Début avril 2014, il y a même une audience au parlement de la ville de Buenos Aires pour expliquer les changements et le projet de réouverture des 36 billards. De quoi satisfaire les plus réticents. La « Dirección de Patrimonio del Ministerio de Cultura de Buenos Aiers » aura même une bonne trentaine de réunions avec les dirigeants de la Continental. On met la barre haute, et on évite les frictions de tout poil. En parallèle en rappel, il est mené en même temps des réunions pour un deuxième lieu emblématique de la ville sur la même avenida, le « London City », qui est aussi en rénovation ! Deux projets, deux pièges où il ne faut pas tomber. Je rappelle qu’en 2015, le président de la ville, Mauricio Macri aspire à se lancer dans la présidentielle du pays. La ville de Buenos Aires est donc l’exemple d’expérience positive à donner pour la proposer au niveau national !

Vidéo : Inauguration de la salle de billards le 24 septembre 2014. 3 mn 28 s.

Inauguration de la salle de billards le 24 septembre 2014 :  

La première partie qui se rouvre est le sous-sol et ses 14 billards (français et américains). Le sous sol est resté fermé bien moins longtemps que le café du rez-de-chaussée. On y refait tout de même les sols, l’illumination, et un bon coup de peinture fraiche. Le 24 septembre 2014, les fous de billard peuvent descendre à nouveaux les marches pour apaiser leur passion ! Les amateurs rassurent : « L’esprit (des lieux) est resté intact ! ». Le « billarista » Osvaldo Berardi (83 ans) reste le président des lieux et mène à la queue (heheheh) le salon ! (Voir : http://www.clarin.com/ciudades/Hizo-renueve-juego-billares_0_1229877069.html)

Le mercredi 19 novembre, c’est la ré-inauguration de la grande salle du rez-de-chaussée des 36 billards en grandes pompes si on peut dire car tout est fait pour qu’on en parle ! Tout d’abord pizza gratuite toute la journée (de 19h a 21h), ce qui rassure un estomac gagne forcement les esprits. Alors il y a queue pour avoir droit à sa portion de mozzarella.
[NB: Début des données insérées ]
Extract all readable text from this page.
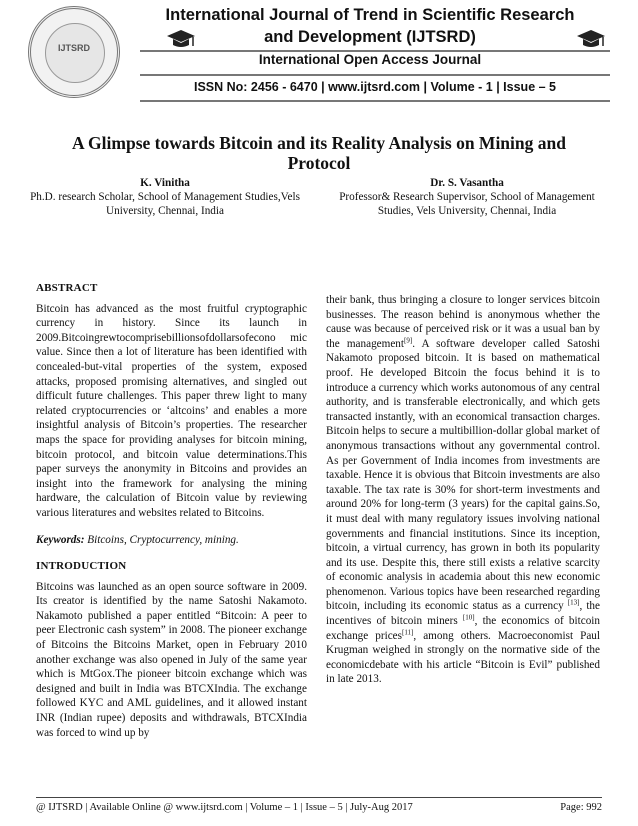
IJTSRD
International Journal of Trend in Scientific Research and Development (IJTSRD)
International Open Access Journal
ISSN No: 2456 - 6470 | www.ijtsrd.com | Volume - 1 | Issue – 5
A Glimpse towards Bitcoin and its Reality Analysis on Mining and Protocol
K. Vinitha
Ph.D. research Scholar, School of Management Studies,Vels University, Chennai, India
Dr. S. Vasantha
Professor& Research Supervisor, School of Management Studies, Vels University, Chennai, India
ABSTRACT

Bitcoin has advanced as the most fruitful cryptographic currency in history. Since its launch in 2009.Bitcoingrewtocomprisebillionsofdollarsofecono mic value. Since then a lot of literature has been identified with concealed-but-vital properties of the system, exposed attacks, proposed promising alternatives, and singled out difficult future challenges. This paper threw light to many related cryptocurrencies or ‘altcoins’ and enables a more insightful analysis of Bitcoin’s properties. The researcher maps the space for providing analyses for bitcoin mining, bitcoin protocol, and bitcoin value determinations.This paper surveys the anonymity in Bitcoins and provides an insight into the framework for analysing the mining hardware, the calculation of Bitcoin value by reviewing various literatures and websites related to Bitcoins.

Keywords: Bitcoins, Cryptocurrency, mining.

INTRODUCTION

Bitcoins was launched as an open source software in 2009. Its creator is identified by the name Satoshi Nakamoto. Nakamoto published a paper entitled “Bitcoin: A peer to peer Electronic cash system” in 2008. The pioneer exchange of Bitcoins the Bitcoins Market, open in February 2010 another exchange was also opened in July of the same year which is MtGox.The pioneer bitcoin exchange which was designed and built in India was BTCXIndia. The exchange followed KYC and AML guidelines, and it allowed instant INR (Indian rupee) deposits and withdrawals, BTCXIndia was forced to wind up by

their bank, thus bringing a closure to longer services bitcoin businesses. The reason behind is anonymous whether the cause was because of perceived risk or it was a usual ban by the management[9]. A software developer called Satoshi Nakamoto proposed bitcoin. It is based on mathematical proof. He developed Bitcoin the focus behind it is to introduce a currency which works autonomous of any central authority, and is transferable electronically, and which gets transacted instantly, with an economical transaction charges. Bitcoin helps to secure a multibillion-dollar global market of anonymous transactions without any governmental control. As per Government of India incomes from investments are taxable. Hence it is obvious that Bitcoin investments are also taxable. The tax rate is 30% for short-term investments and around 20% for long-term (3 years) for the capital gains.So, it must deal with many regulatory issues involving national governments and financial institutions. Since its inception, bitcoin, a virtual currency, has grown in both its popularity and its use. Despite this, there still exists a relative scarcity of economic analysis in academia about this new economic phenomenon. Various topics have been researched regarding bitcoin, including its economic status as a currency [13], the incentives of bitcoin miners [10], the economics of bitcoin exchange prices[11], among others. Macroeconomist Paul Krugman weighed in strongly on the normative side of the economicdebate with his article “Bitcoin is Evil” published in late 2013.

@ IJTSRD | Available Online @ www.ijtsrd.com | Volume – 1 | Issue – 5 | July-Aug 2017	Page: 992
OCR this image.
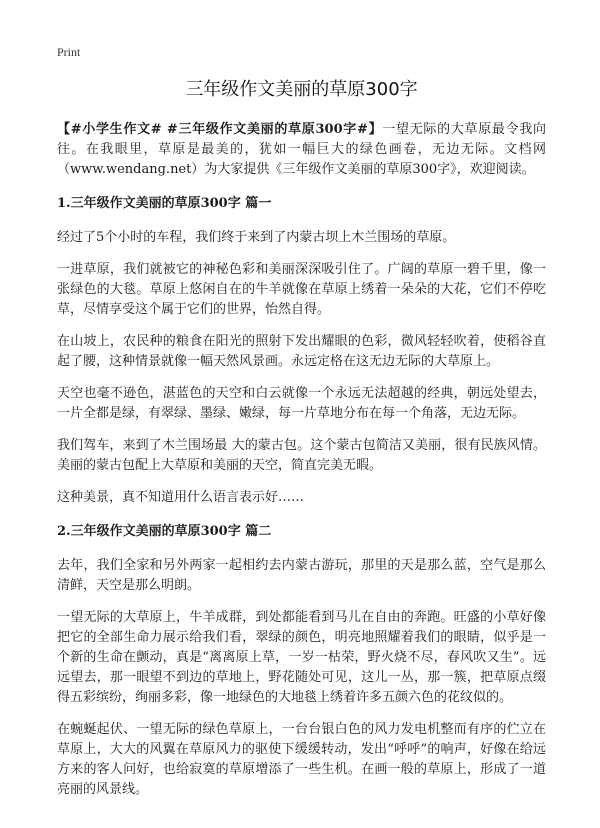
Print
三年级作文美丽的草原300字

【#小学生作文# #三年级作文美丽的草原300字#】一望无际的大草原最令我向往。在我眼里，草原是最美的，犹如一幅巨大的绿色画卷，无边无际。文档网（www.wendang.net）为大家提供《三年级作文美丽的草原300字》，欢迎阅读。

1.三年级作文美丽的草原300字 篇一

经过了5个小时的车程，我们终于来到了内蒙古坝上木兰围场的草原。

一进草原，我们就被它的神秘色彩和美丽深深吸引住了。广阔的草原一碧千里，像一张绿色的大毯。草原上悠闲自在的牛羊就像在草原上绣着一朵朵的大花，它们不停吃草，尽情享受这个属于它们的世界，怡然自得。

在山坡上，农民种的粮食在阳光的照射下发出耀眼的色彩，微风轻轻吹着，使稻谷直起了腰，这种情景就像一幅天然风景画。永远定格在这无边无际的大草原上。

天空也毫不逊色，湛蓝色的天空和白云就像一个永远无法超越的经典，朝远处望去，一片全都是绿，有翠绿、墨绿、嫩绿，每一片草地分布在每一个角落，无边无际。

我们驾车，来到了木兰围场最 大的蒙古包。这个蒙古包简洁又美丽，很有民族风情。美丽的蒙古包配上大草原和美丽的天空，简直完美无暇。

这种美景，真不知道用什么语言表示好……

2.三年级作文美丽的草原300字 篇二

去年，我们全家和另外两家一起相约去内蒙古游玩，那里的天是那么蓝，空气是那么清鲜，天空是那么明朗。

一望无际的大草原上，牛羊成群，到处都能看到马儿在自由的奔跑。旺盛的小草好像把它的全部生命力展示给我们看，翠绿的颜色，明亮地照耀着我们的眼睛，似乎是一个新的生命在颤动，真是“离离原上草，一岁一枯荣，野火烧不尽，春风吹又生”。远远望去，那一眼望不到边的草地上，野花随处可见，这儿一丛，那一簇，把草原点缀得五彩缤纷，绚丽多彩，像一地绿色的大地毯上绣着许多五颜六色的花纹似的。

在蜿蜒起伏、一望无际的绿色草原上，一台台银白色的风力发电机整而有序的伫立在草原上，大大的风翼在草原风力的驱使下缓缓转动，发出“呼呼”的响声，好像在给远方来的客人问好，也给寂寞的草原增添了一些生机。在画一般的草原上，形成了一道亮丽的风景线。
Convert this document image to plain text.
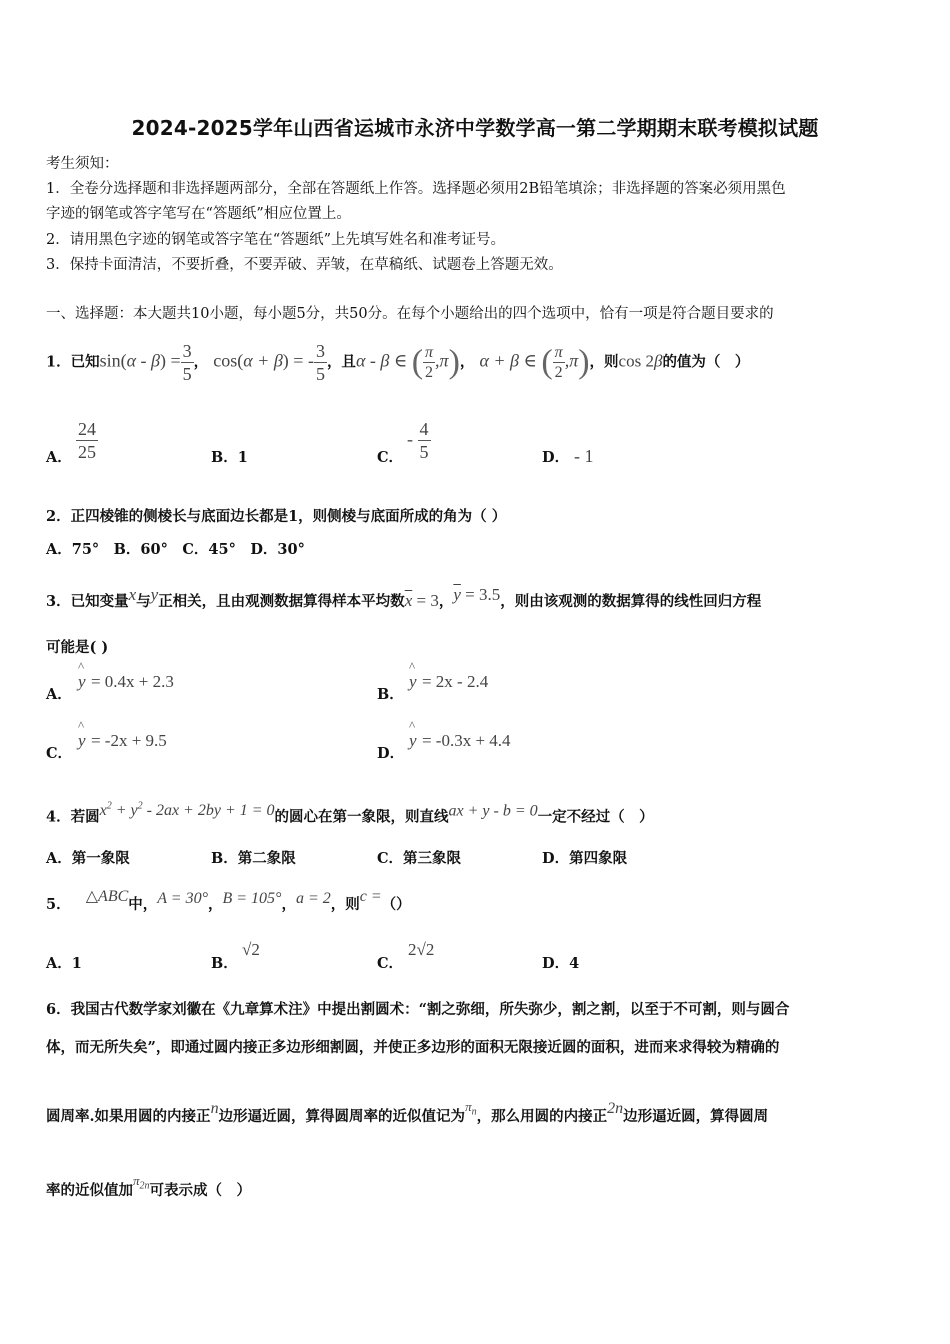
2024-2025学年山西省运城市永济中学数学高一第二学期期末联考模拟试题
考生须知：
1．全卷分选择题和非选择题两部分，全部在答题纸上作答。选择题必须用2B铅笔填涂；非选择题的答案必须用黑色
字迹的钢笔或答字笔写在“答题纸”相应位置上。
2．请用黑色字迹的钢笔或答字笔在“答题纸”上先填写姓名和准考证号。
3．保持卡面清洁，不要折叠，不要弄破、弄皱，在草稿纸、试题卷上答题无效。
一、选择题：本大题共10小题，每小题5分，共50分。在每个小题给出的四个选项中，恰有一项是符合题目要求的
1．已知$\sin(\alpha - \beta) = \frac{3}{5}$ ， cos(α + β) = - $\frac{3}{5}$ ，且α - β ∈ ( $\frac{\pi}{2} ,\pi$)， α + β ∈ ( $\frac{\pi}{2} ,\pi$)，则cos 2β的值为（　）
A． $\frac{24}{25}$	B．1	C．
- $\frac{4}{5}$	D． - 1
2．正四棱锥的侧棱长与底面边长都是1，则侧棱与底面所成的角为（ ）
A．75°　B．60°　C．45°　D．30°
3．已知变量x与y正相关，且由观测数据算得样本平均数$\overline{x} = 3$，$\overline{y} = 3.5$，则由该观测的数据算得的线性回归方程
可能是( )
A．
^ y = 0.4x + 2.3
B．
^ y = 2x - 2.4
C．
^ y = -2x + 9.5
D．
^ y = -0.3x + 4.4
4．若圆$x^2 + y^2 - 2ax + 2by + 1 = 0$的圆心在第一象限，则直线ax + y - b = 0一定不经过（　）
A．第一象限	B．第二象限	C．第三象限	D．第四象限
5． △ABC中，A = 30°，B = 105°，a = 2，则c =（）
A．1	B．
√2
C．
2√2
D．4
6．我国古代数学家刘徽在《九章算术注》中提出割圆术：“割之弥细，所失弥少，割之割，以至于不可割，则与圆合
体，而无所失矣”，即通过圆内接正多边形细割圆，并使正多边形的面积无限接近圆的面积，进而来求得较为精确的
圆周率.如果用圆的内接正n边形逼近圆，算得圆周率的近似值记为$\pi_n$，那么用圆的内接正2n边形逼近圆，算得圆周
率的近似值加$\pi_{2n}$可表示成（　）
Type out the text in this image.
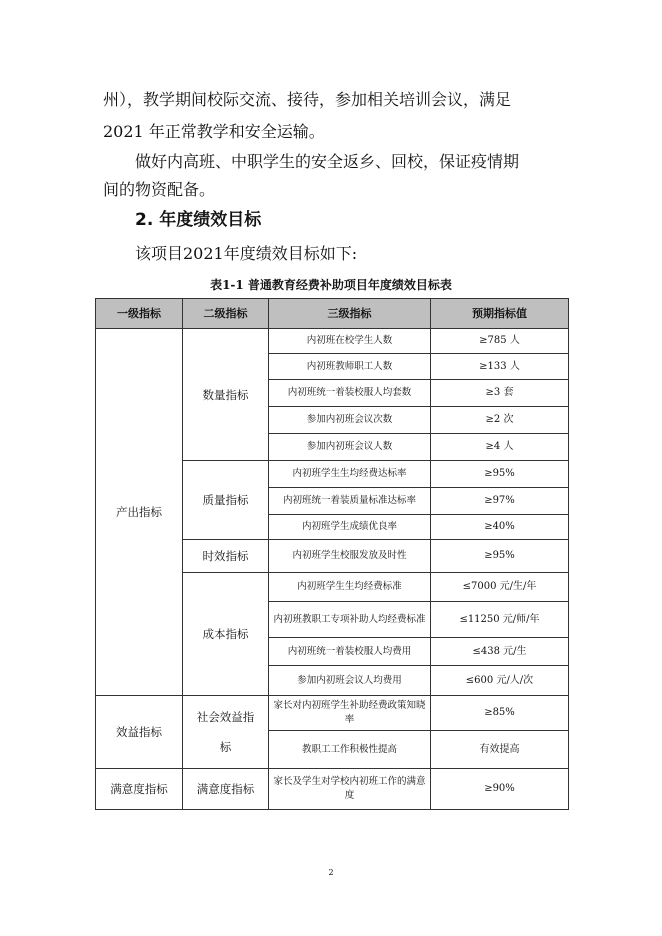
州），教学期间校际交流、接待，参加相关培训会议，满足

2021 年正常教学和安全运输。

做好内高班、中职学生的安全返乡、回校，保证疫情期

间的物资配备。

2. 年度绩效目标

该项目2021年度绩效目标如下:

表1-1 普通教育经费补助项目年度绩效目标表
一级指标	二级指标	三级指标	预期指标值
产出指标	数量指标	内初班在校学生人数	≥785 人
		内初班教师职工人数	≥133 人
		内初班统一着装校服人均套数	≥3 套
		参加内初班会议次数	≥2 次
		参加内初班会议人数	≥4 人
	质量指标	内初班学生生均经费达标率	≥95%
		内初班统一着装质量标准达标率	≥97%
		内初班学生成绩优良率	≥40%
	时效指标	内初班学生校服发放及时性	≥95%
	成本指标	内初班学生生均经费标准	≤7000 元/生/年
		内初班教职工专项补助人均经费标准	≤11250 元/师/年
		内初班统一着装校服人均费用	≤438 元/生
		参加内初班会议人均费用	≤600 元/人/次
效益指标	社会效益指标	家长对内初班学生补助经费政策知晓率	≥85%
		教职工工作积极性提高	有效提高
满意度指标	满意度指标	家长及学生对学校内初班工作的满意度	≥90%
2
On fait ça bien comme il faut, La « Continental » a même le chic pour se faire tout petit car en rien (même sur son Facebook) n’est là pour rappeler que les 36 billards appartiennent à la fameuse chaine de pizzeria. Tout d’abord les 36 billards restent « Los 36 billares », tasses, assiettes, décors, et même sur le menu qu’on vous tend le nom de « Continental » n'apparait pas, on met uniquement en avant que vous êtes au « 36 billares » et que ce lieu existe depuis la nuit des temps. La Continental sait communiquer, puisque même sur le site web de la Continental, les « 36 billares » n’apparait pas du tout. A se demander même si la Continental en est la propriétaire !  Le Facebook de « 36 billares » est le même que celui de 2010 (du temps des anciens proprios). On laisse même les anciens articles, ce qui permet de replonger en 2010 et 2011, du temps de la décadence, peut être une façon de montrer qu’aujourd’hui c’est rudement meilleur ! ;-)

Photos : le 24 septembre 2014. ré-ouvertuire de la salle de billard du sous sol. 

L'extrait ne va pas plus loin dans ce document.